Mike Manley prend la tête de Fiat-Chrysler, John Elkann devient président de Ferrari
Mike Manley prend la tête de Fiat-Chrysler, John Elkann devient président de Ferrari
LE MONDE ECONOMIE
Alors que l’emblématique patron de Fiat, Sergio Marchionne, est au plus mal, le groupe automobile se voit contraint d’accélérer son processus de succession.
Le Britannique Mike Manley, qui succède à Sergio Marchionne à la tête de Fiat-Chrysler, dirigeait jusqu’ici la marque Jeep. / JEWEL SAMAD / AFP
La rumeur s’est répandue à une vitesse folle sur les réseaux sociaux, où se sont multipliés, toute la journée de samedi, les « Forza Sergio ! » sibyllins : l’administrateur délégué du groupe Fiat et président de Ferrari, Sergio Marchionne, est au plus mal. Hospitalisé depuis la fin du mois de juin à Zurich (Suisse) pour une simple opération au dos, l’homme d’affaires semble avoir été victime de complications post-opératoires, son état s’étant aggravé très rapidement ces derniers jours.
En début de soirée tombait un premier communiqué laconique du groupe Fiat annonçant qu’il « [serait] dans l’incapacité de reprendre ses activités professionnelles ». Depuis, plusieurs sources hospitalières décrivent son état de santé comme « irréversible », sans plus de précisions. Sa famille, présente sur les lieux, n’a pas communiqué d’autres informations.

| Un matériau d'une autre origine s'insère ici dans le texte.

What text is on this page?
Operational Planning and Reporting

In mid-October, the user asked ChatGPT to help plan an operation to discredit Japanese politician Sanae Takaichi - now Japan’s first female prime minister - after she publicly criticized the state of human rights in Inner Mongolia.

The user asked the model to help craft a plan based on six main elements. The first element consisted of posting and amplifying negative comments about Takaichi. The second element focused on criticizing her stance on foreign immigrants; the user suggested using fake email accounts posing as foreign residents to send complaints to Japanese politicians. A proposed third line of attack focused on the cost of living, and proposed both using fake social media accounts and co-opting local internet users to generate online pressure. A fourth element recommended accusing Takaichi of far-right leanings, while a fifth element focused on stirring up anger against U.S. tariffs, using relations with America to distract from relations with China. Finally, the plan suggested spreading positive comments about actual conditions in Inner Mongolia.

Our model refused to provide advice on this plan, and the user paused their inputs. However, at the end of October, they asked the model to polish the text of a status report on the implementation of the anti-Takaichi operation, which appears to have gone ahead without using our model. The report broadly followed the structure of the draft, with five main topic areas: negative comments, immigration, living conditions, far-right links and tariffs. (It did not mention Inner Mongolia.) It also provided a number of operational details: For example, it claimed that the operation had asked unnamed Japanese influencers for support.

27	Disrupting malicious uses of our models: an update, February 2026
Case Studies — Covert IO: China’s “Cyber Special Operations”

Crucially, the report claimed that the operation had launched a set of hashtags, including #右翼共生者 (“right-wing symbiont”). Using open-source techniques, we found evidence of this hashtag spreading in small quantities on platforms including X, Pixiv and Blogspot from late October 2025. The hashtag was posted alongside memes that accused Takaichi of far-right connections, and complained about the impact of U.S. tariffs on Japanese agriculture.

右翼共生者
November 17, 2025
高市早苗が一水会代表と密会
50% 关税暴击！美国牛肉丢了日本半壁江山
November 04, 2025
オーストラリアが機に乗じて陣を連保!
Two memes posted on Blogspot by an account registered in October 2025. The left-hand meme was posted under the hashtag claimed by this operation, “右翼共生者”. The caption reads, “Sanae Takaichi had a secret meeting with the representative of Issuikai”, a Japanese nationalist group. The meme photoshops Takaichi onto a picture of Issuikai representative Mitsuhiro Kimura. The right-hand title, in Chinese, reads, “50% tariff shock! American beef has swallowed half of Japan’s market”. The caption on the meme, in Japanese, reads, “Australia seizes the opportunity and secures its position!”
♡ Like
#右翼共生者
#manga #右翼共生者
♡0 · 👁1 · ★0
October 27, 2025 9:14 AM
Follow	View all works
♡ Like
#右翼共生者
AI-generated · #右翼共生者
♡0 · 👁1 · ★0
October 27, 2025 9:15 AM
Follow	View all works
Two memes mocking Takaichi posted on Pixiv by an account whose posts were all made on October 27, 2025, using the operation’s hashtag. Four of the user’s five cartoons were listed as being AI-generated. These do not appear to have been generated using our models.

Fiat : Sergio Marchionne à la « une » des journaux italiens
Cette situation force le clan Agnelli, actionnaire historique du groupe, à accélérer un processus de succession engagé depuis plusieurs mois. Agé de 66 ans, Sergio Marchionne devait passer la main courant 2019, après quinze années à la tête du groupe le plus emblématique du capitalisme italien.
Mike Manley, jusqu’ici à la tête de la marque Jeep, dont il a fait la branche la plus florissante de l’empire industriel, prendra le volant de Fiat-Chrysler, tandis que la présidence de Ferrari reviendra à un représentant de la famille Agnelli, John Elkann, héritier du patron charismatique du groupe, Gianni Agnelli. Il sera appuyé par l’actuel dirigeant de Philip Morris, Louis Camilleri, qui doit prendre dans les prochains jours les fonctions d’administrateur délégué.
L’œuvre de M. Marchionne, homme d’affaires italo-canadien considéré comme le principal artisan du spectaculaire redressement du fleuron de l’industrie transalpine, dont il avait pris les rênes en 2004, a été saluée par de nombreux dirigeants politiques, de gauche comme de droite. L’ancien président du Conseil italien Matteo Renzi a évoqué un « géant », qui « a changé l’histoire industrielle du pays », tandis que son prédécesseur, Silvio Berlusconi, l’a élevé au rang de « numéro un des manageurs italiens », et même de « symbole du génie italien ».
Aux antipodes du protectionnisme
Du côté de l’actuel gouvernement, les éloges sont nettement plus mesurés. Par le passé, le vice-président du Conseil et ministre du développement économique, Luigi Di Maio, qui a grandi dans la petite ville de Pomigliano d’Arco, près de Naples, siège du plus important site de Fiat dans le sud du pays, n’avait pas ménagé ses critiques envers le groupe industriel.
Il l’accusait d’avoir délocalisé à outrance sa production malgré des milliards d’euros d’aides publiques. Il a attendu plus de vingt-quatre heures avant de faire part de sa « peine », ajoutant qu’« en des moments si difficiles, l’heure [était] au respect ». L’autre homme fort du cabinet, Matteo Salvini (Ligue), qui avait également critiqué les choix industriels du groupe, s’est montré tout aussi sobre, se bornant à témoigner sa « reconnaissance et son respect ».
Pressé depuis des années de s’engager en politique, Sergio Marchionne incarne des options aux antipodes du protectionnisme prôné par le gouvernement de Giuseppe Conte. En effet, le redressement du groupe, qui était au bord de la faillite lors de son arrivée aux affaires, s’est fait au prix d’une profonde modification de ses structures, affaiblissant le caractère national d’une entreprise au poids symbolique inégalé dans le monde industriel italien.
Etroitement lié au jeune dirigeant de la famille Agnelli, John Elkann, qui l’a plus d’une fois qualifié de « mentor » et s’est épanché, dans une lettre aux employés du groupe, sur sa « douleur » face à un drame « injuste », Sergio Marchionne cède la main à une équipe de hiérarques dont pas un n’est italien : le nouveau dirigeant de Fiat-Chrysler, Mike Manley, est britannique, tandis que le nouvel administrateur délégué de Ferrari, Louis Camilleri, est originaire de Malte. De ce symbole-là aussi, les Italiens s’apprêtent à faire le deuil.